A chamada “taxa das blusinhas” havia sido implementada em 2024 com o objetivo declarado de proteger a indústria nacional da concorrência de empresas estrangeiras, em especial as plataformas asiáticas como Shein e Shopee, que dominam o mercado de importações de baixo valor. A alíquota de 20% sobre compras de até 50 dólares representava um acréscimo considerável para consumidores de menor renda, que utilizam esses canais como alternativa acessível de consumo. A extinção do tributo federal, portanto, tem impacto imediato no bolso de milhões de brasileiros.
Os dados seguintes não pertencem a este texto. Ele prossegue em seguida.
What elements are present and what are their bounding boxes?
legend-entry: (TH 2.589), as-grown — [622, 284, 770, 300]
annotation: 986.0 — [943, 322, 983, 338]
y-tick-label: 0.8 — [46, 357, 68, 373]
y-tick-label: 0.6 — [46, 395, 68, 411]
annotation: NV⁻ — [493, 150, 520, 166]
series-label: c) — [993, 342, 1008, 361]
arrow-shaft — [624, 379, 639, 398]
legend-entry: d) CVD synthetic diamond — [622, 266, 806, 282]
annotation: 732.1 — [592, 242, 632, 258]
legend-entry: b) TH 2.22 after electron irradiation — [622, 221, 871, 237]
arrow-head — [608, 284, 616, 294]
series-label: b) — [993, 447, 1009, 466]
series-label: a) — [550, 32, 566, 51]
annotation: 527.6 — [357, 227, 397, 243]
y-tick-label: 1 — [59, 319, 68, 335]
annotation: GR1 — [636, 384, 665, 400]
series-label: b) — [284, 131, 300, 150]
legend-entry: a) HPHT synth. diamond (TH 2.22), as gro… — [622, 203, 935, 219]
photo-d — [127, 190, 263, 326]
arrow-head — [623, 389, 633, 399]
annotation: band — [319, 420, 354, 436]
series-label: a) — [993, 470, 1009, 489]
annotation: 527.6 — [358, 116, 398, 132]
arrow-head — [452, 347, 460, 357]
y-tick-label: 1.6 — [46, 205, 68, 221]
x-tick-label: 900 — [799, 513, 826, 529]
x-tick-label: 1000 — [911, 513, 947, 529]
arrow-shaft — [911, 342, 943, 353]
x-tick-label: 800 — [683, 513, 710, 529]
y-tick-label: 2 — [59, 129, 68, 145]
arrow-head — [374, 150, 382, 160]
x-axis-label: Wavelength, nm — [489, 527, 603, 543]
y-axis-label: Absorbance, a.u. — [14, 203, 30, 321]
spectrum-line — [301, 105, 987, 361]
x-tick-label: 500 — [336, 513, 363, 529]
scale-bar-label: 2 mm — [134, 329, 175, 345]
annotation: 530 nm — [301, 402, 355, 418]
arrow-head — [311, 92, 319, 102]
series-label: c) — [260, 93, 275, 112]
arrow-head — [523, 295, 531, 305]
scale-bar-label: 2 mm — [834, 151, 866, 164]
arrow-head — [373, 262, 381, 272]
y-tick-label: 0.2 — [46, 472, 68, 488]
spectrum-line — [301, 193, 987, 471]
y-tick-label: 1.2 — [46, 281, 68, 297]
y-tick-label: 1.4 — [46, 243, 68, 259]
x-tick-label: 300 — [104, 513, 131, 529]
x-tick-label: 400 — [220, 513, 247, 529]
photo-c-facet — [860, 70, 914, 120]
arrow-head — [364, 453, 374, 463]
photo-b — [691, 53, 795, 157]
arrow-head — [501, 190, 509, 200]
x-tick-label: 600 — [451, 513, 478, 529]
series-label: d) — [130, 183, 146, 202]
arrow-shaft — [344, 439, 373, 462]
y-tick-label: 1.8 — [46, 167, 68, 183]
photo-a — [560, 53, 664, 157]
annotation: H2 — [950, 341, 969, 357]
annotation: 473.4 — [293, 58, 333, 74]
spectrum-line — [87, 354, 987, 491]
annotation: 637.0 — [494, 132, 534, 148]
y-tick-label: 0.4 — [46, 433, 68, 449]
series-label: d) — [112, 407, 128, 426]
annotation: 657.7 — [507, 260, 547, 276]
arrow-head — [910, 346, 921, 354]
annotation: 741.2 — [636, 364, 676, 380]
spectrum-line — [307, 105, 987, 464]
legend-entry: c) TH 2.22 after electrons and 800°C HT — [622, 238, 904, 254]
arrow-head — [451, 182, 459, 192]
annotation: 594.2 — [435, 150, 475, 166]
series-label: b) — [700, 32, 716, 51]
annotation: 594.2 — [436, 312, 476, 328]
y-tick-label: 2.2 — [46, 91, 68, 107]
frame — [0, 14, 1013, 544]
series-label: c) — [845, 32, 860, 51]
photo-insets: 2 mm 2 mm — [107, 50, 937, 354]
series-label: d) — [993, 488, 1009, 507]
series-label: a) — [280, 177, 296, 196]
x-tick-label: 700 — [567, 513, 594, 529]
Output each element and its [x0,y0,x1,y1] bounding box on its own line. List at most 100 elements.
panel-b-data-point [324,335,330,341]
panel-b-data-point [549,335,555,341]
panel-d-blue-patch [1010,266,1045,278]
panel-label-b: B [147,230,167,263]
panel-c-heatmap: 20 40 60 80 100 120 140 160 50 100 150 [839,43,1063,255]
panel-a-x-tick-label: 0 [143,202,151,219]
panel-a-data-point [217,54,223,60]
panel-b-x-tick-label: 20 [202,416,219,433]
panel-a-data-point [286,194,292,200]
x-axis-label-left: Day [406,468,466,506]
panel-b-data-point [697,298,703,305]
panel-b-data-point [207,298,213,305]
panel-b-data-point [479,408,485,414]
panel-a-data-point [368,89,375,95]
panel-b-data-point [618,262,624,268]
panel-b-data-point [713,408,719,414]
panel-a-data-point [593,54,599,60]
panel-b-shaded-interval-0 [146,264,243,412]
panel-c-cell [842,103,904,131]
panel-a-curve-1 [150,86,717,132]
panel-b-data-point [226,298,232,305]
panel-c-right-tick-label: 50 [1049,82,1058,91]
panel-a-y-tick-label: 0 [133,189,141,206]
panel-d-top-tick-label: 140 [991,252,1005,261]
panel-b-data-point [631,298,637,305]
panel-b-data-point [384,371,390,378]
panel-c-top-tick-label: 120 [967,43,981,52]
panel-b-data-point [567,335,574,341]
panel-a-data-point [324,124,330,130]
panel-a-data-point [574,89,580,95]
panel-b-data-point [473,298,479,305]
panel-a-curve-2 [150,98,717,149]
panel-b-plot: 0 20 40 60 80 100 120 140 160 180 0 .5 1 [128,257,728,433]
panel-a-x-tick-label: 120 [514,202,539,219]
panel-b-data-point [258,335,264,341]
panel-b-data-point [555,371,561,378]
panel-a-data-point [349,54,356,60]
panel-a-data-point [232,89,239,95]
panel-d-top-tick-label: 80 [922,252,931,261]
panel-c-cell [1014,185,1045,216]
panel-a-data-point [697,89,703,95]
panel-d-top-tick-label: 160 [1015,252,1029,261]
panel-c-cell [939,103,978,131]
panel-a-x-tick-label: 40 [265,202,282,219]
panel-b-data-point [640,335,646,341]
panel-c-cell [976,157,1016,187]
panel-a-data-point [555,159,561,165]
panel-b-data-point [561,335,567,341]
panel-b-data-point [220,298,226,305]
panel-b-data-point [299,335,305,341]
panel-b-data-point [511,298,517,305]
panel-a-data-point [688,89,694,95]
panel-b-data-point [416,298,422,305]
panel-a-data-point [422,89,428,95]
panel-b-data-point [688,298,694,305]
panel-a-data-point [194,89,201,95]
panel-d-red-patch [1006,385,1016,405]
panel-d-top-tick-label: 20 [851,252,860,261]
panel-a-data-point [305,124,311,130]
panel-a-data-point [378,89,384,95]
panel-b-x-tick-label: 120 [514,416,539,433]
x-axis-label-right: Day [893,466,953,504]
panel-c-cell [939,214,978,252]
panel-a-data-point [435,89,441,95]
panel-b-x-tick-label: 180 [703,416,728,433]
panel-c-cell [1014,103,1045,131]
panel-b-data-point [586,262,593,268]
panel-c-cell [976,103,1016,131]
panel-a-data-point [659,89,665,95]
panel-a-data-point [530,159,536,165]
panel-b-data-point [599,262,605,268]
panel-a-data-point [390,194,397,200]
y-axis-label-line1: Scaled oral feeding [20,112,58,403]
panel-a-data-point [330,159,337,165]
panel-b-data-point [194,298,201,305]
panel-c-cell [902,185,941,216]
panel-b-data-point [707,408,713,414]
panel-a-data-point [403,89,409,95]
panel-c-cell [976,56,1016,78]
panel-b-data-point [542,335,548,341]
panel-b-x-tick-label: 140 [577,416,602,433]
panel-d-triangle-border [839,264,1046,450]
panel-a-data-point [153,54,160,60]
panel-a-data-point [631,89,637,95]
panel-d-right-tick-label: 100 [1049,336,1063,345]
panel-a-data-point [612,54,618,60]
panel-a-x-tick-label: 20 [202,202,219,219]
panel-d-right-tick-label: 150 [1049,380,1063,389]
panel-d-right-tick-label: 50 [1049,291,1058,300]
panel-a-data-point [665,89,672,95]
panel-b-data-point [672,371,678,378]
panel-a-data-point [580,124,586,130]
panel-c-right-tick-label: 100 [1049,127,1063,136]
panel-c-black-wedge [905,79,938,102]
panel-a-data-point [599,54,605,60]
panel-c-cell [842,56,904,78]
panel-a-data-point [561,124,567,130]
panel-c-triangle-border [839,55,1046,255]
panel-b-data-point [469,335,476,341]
É importante destacar, contudo, que a isenção recém-concedida alcança apenas o imposto federal de importação. O ICMS estadual de 17% sobre essas operações permanece vigente, de modo que as compras internacionais de pequeno valor continuarão sujeitas a alguma carga tributária, embora significativamente reduzida. O governo justificou a medida como uma ação de proteção ao poder de compra da população, em um contexto de pressão inflacionária crescente e a apenas cinco meses das eleições gerais.
Economistas e especialistas em comércio exterior observam que a decisão pode aprofundar a tensão com segmentos industriais nacionais, particularmente o têxtil e o de eletrônicos, que historicamente demandam proteção tarifária. O debate sobre o equilíbrio entre livre comércio e defesa da indústria doméstica, há muito presente na agenda política brasileira, ganha novos contornos com a medida. O episódio evidencia, mais uma vez, como a política tributária brasileira é permeável às pressões eleitorais e às oscilações do humor popular.